Here’s the thing, though. All three of these things can be true:
- Pitts is the best TE prospect ever and is already the TE1 in dynasty
- You can project Pitts for the best rookie TE season ever
- He’s still overvalued in season-long leagues
Pitts is now all but guaranteed to leapfrog both Mark Andrews and T.J. Hockenson as the TE4 in drafts behind Travis Kelce, Darren Waller, and George Kittle. Over the next few weeks, I expect Pitts to end up with a fourth-round ADP.
For Pitts to pay off that cost, he’ll have to average 13.3 PPR points per game — which is what the TE4 in FPG has put up over the last five years. How likely is it that Pitts puts up at least 13.2 FPG?
Well, only one tight end in NFL history has scored more than 13.3 FPG as a rookie and that was Mike Ditka back in 1961 when he put up 56/1072/12 in 14 games (16.6 FPG). Since the beginning of 2000, Jordan Reed (12.7), Evan Engram (11.6), Jeremy Shockey (11.4), Aaron Hernandez (10.1), and Rob Gronkowski (9.7) have all come relatively close to that TE4 average of 13.3 FPG, but none have exceeded it.

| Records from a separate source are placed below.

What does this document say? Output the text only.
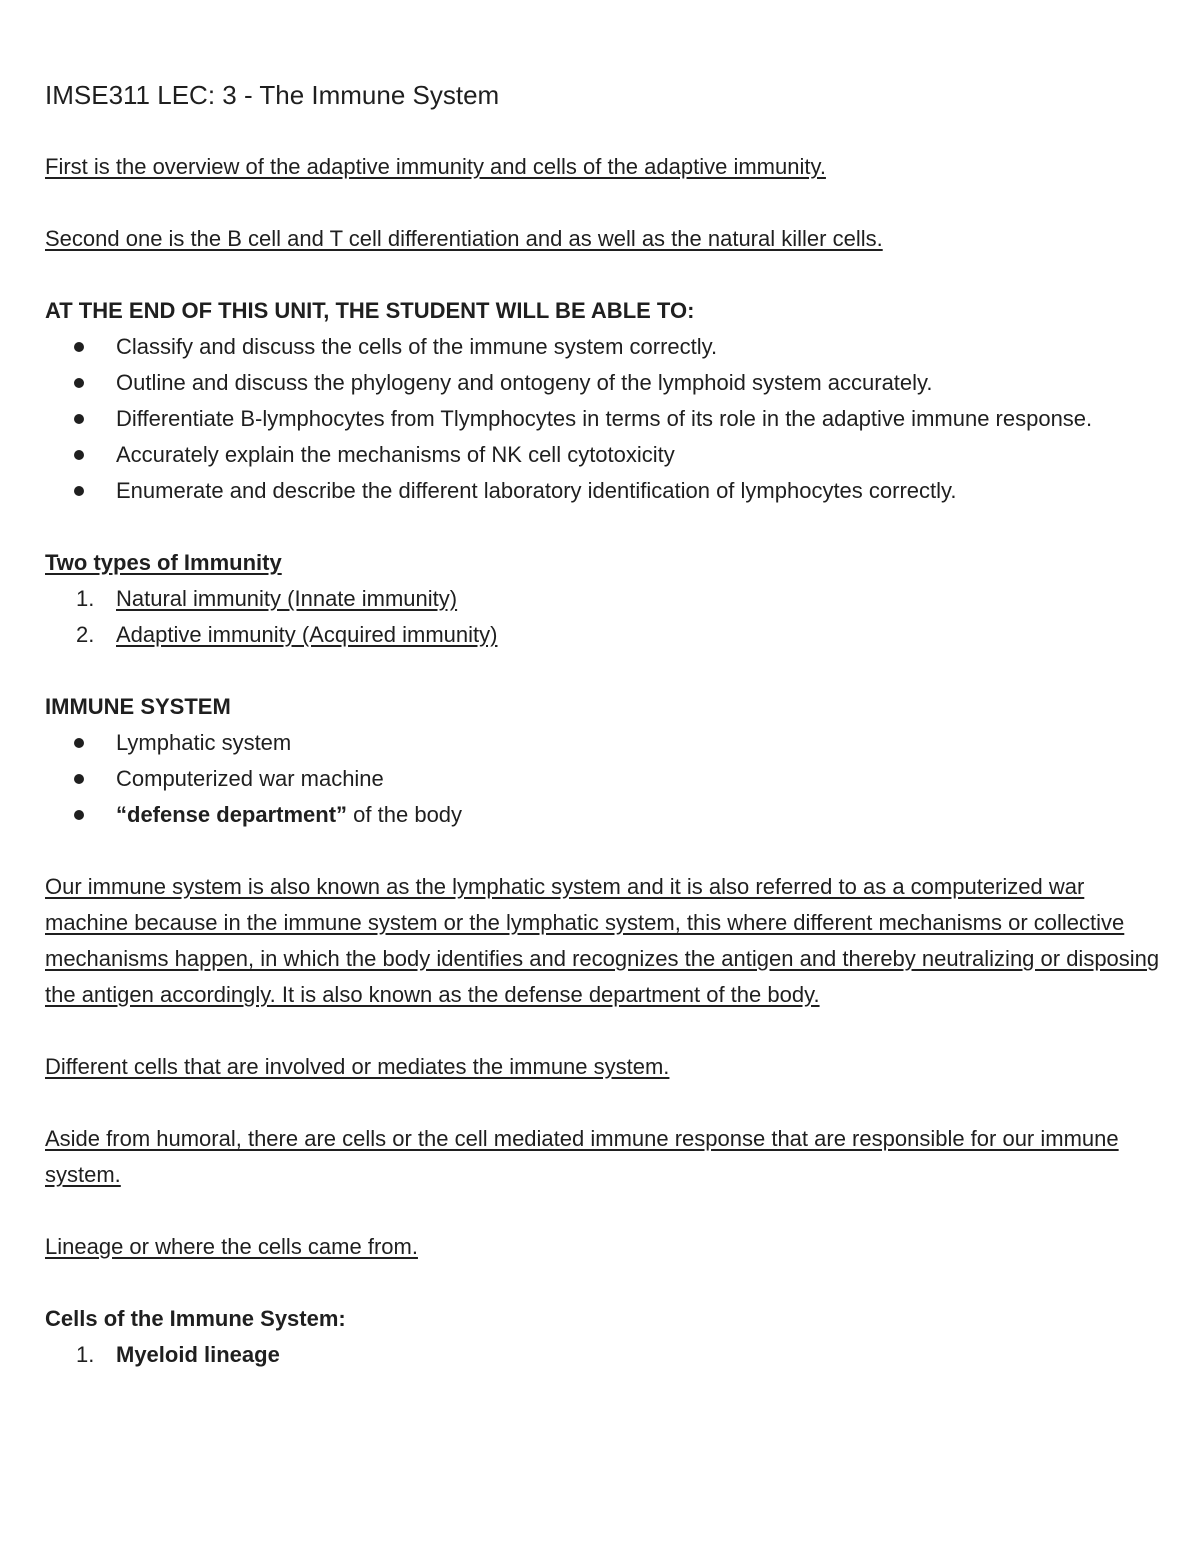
IMSE311 LEC: 3 - The Immune System

First is the overview of the adaptive immunity and cells of the adaptive immunity.

Second one is the B cell and T cell differentiation and as well as the natural killer cells.

AT THE END OF THIS UNIT, THE STUDENT WILL BE ABLE TO:
Classify and discuss the cells of the immune system correctly.
Outline and discuss the phylogeny and ontogeny of the lymphoid system accurately.
Differentiate B-lymphocytes from Tlymphocytes in terms of its role in the adaptive immune response.
Accurately explain the mechanisms of NK cell cytotoxicity
Enumerate and describe the different laboratory identification of lymphocytes correctly.
Two types of Immunity
1. Natural immunity (Innate immunity)
2. Adaptive immunity (Acquired immunity)
IMMUNE SYSTEM
Lymphatic system
Computerized war machine
“defense department” of the body

Our immune system is also known as the lymphatic system and it is also referred to as a computerized war machine because in the immune system or the lymphatic system, this where different mechanisms or collective mechanisms happen, in which the body identifies and recognizes the antigen and thereby neutralizing or disposing the antigen accordingly. It is also known as the defense department of the body.

Different cells that are involved or mediates the immune system.

Aside from humoral, there are cells or the cell mediated immune response that are responsible for our immune system.

Lineage or where the cells came from.

Cells of the Immune System:
1. Myeloid lineage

Is Pitts a better prospect and is he in a better situation to produce than any rookie TE history? Absolutely. That is not in question. What is in question is Pitts’ pathway to beating his season-long ADP and returning value.
For the premium you’ll have to pay for Pitts, he’ll have to end up with somewhere around 70 catches, 850 yards and 8 touchdowns. There have only been 49 individual seasons in NFL history in which a tight end has gone over 850 yards and scored 8 times and Tony Gonzalez, Travis Kelce, Antonio Gates, or Rob Gronkowski account for 21 of them. Is Pitts already at that level?

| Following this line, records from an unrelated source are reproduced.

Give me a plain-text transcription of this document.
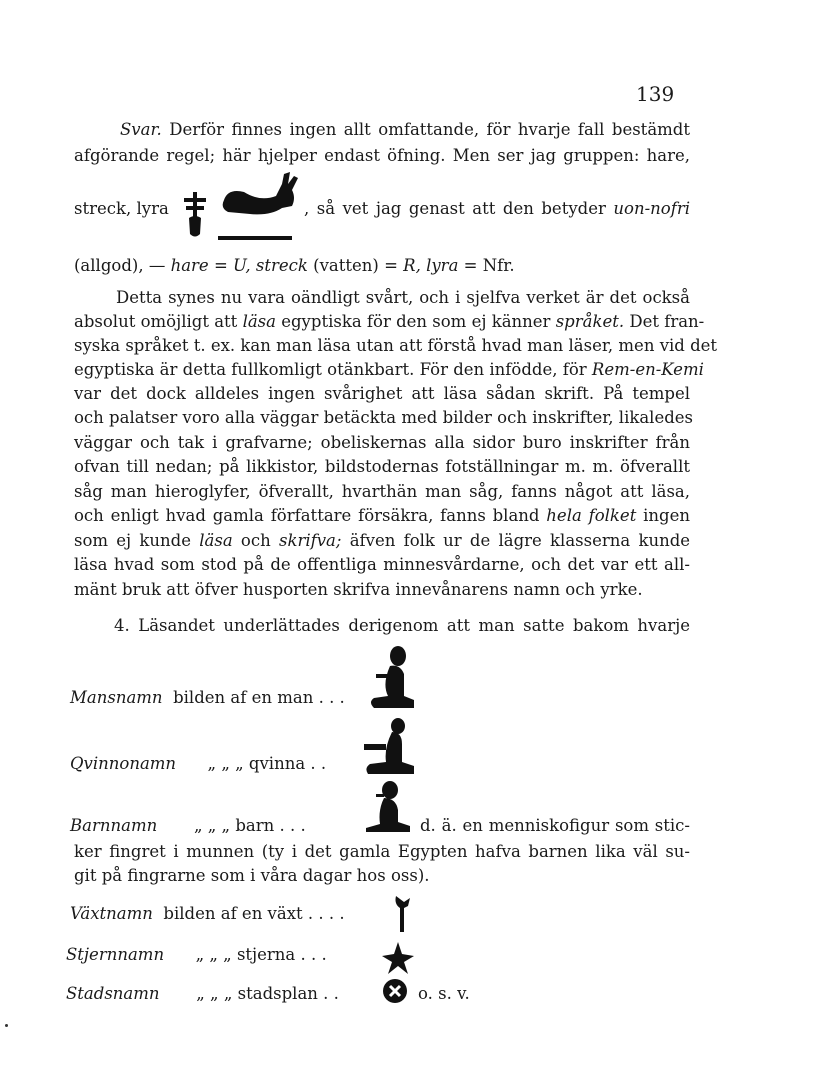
139
Svar. Derför finnes ingen allt omfattande, för hvarje fall bestämdt
afgörande regel; här hjelper endast öfning. Men ser jag gruppen: hare,
streck, lyra	, så vet jag genast att den betyder uon-nofri
(allgod), — hare = U, streck (vatten) = R, lyra = Nfr.
Detta synes nu vara oändligt svårt, och i sjelfva verket är det också
absolut omöjligt att läsa egyptiska för den som ej känner språket. Det fran-
syska språket t. ex. kan man läsa utan att förstå hvad man läser, men vid det
egyptiska är detta fullkomligt otänkbart. För den infödde, för Rem-en-Kemi
var det dock alldeles ingen svårighet att läsa sådan skrift. På tempel
och palatser voro alla väggar betäckta med bilder och inskrifter, likaledes
väggar och tak i grafvarne; obeliskernas alla sidor buro inskrifter från
ofvan till nedan; på likkistor, bildstodernas fotställningar m. m. öfverallt
såg man hieroglyfer, öfverallt, hvarthän man såg, fanns något att läsa,
och enligt hvad gamla författare försäkra, fanns bland hela folket ingen
som ej kunde läsa och skrifva; äfven folk ur de lägre klasserna kunde
läsa hvad som stod på de offentliga minnesvårdarne, och det var ett all-
mänt bruk att öfver husporten skrifva innevånarens namn och yrke.
4. Läsandet underlättades derigenom att man satte bakom hvarje
Mansnamn bilden af en man . . .
Qvinnonamn „ „ „ qvinna . .
Barnnamn „ „ „ barn . . .	d. ä. en menniskofigur som stic-
ker fingret i munnen (ty i det gamla Egypten hafva barnen lika väl su-
git på fingrarne som i våra dagar hos oss).
Växtnamn bilden af en växt . . . .
Stjernnamn „ „ „ stjerna . . .
Stadsnamn „ „ „ stadsplan . .	o. s. v.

Given HC Arthur Smith’s history and their personnel, I expect the Falcons to morph into predominantly a two tight end offense now with Pitts lining up all over the place and Hayden Hurst on the line of scrimmage. Moving Julio bumps Russell Gage into an every-down role and in the WR4/5 range for our game. Of course the caveat is that they didn’t have Pitts, but Gage averaged 11.7 fantasy points on 6.9 targets per game when Julio was out in 2019-20.
Matt Ryan’s average fantasy points per game fell by 15% when Julio was out over the last two years. He drops from the back-end of the QB1’s to a middle of the pack QB2.
Calvin Ridley is one of the best picks on the board right now. I’d take him as early as the 11-15 overall range as a part of a RB/WR or WR/WR start.
You’ll have to take Kyle Pitts in the fourth round now if you want him. Do you have the stomach to take him over the likes of Robert Woods, CeeDee Lamb, D.J. Moore, Adam Thielen, Tyler Lockett or an anchor QB1 (Lamar Jackson, Josh Allen, Kyler Murray)? Is Pitts worth the 45th pick while Mark Andrews and TJ Hockenson are going off of the board in the 60-65 overall range? Because that’s what it will cost.
Mike Davis remains the only RB I really want in the 4th-6th round range, but losing Julio knocks the offense as a whole. Davis’ volume remains very safe, though. People were taking Todd Gurley in the third round last year even though he was clearly toast. Davis is a better player at this stage.
Russell Gage gets a bump into the 10th-12th round range.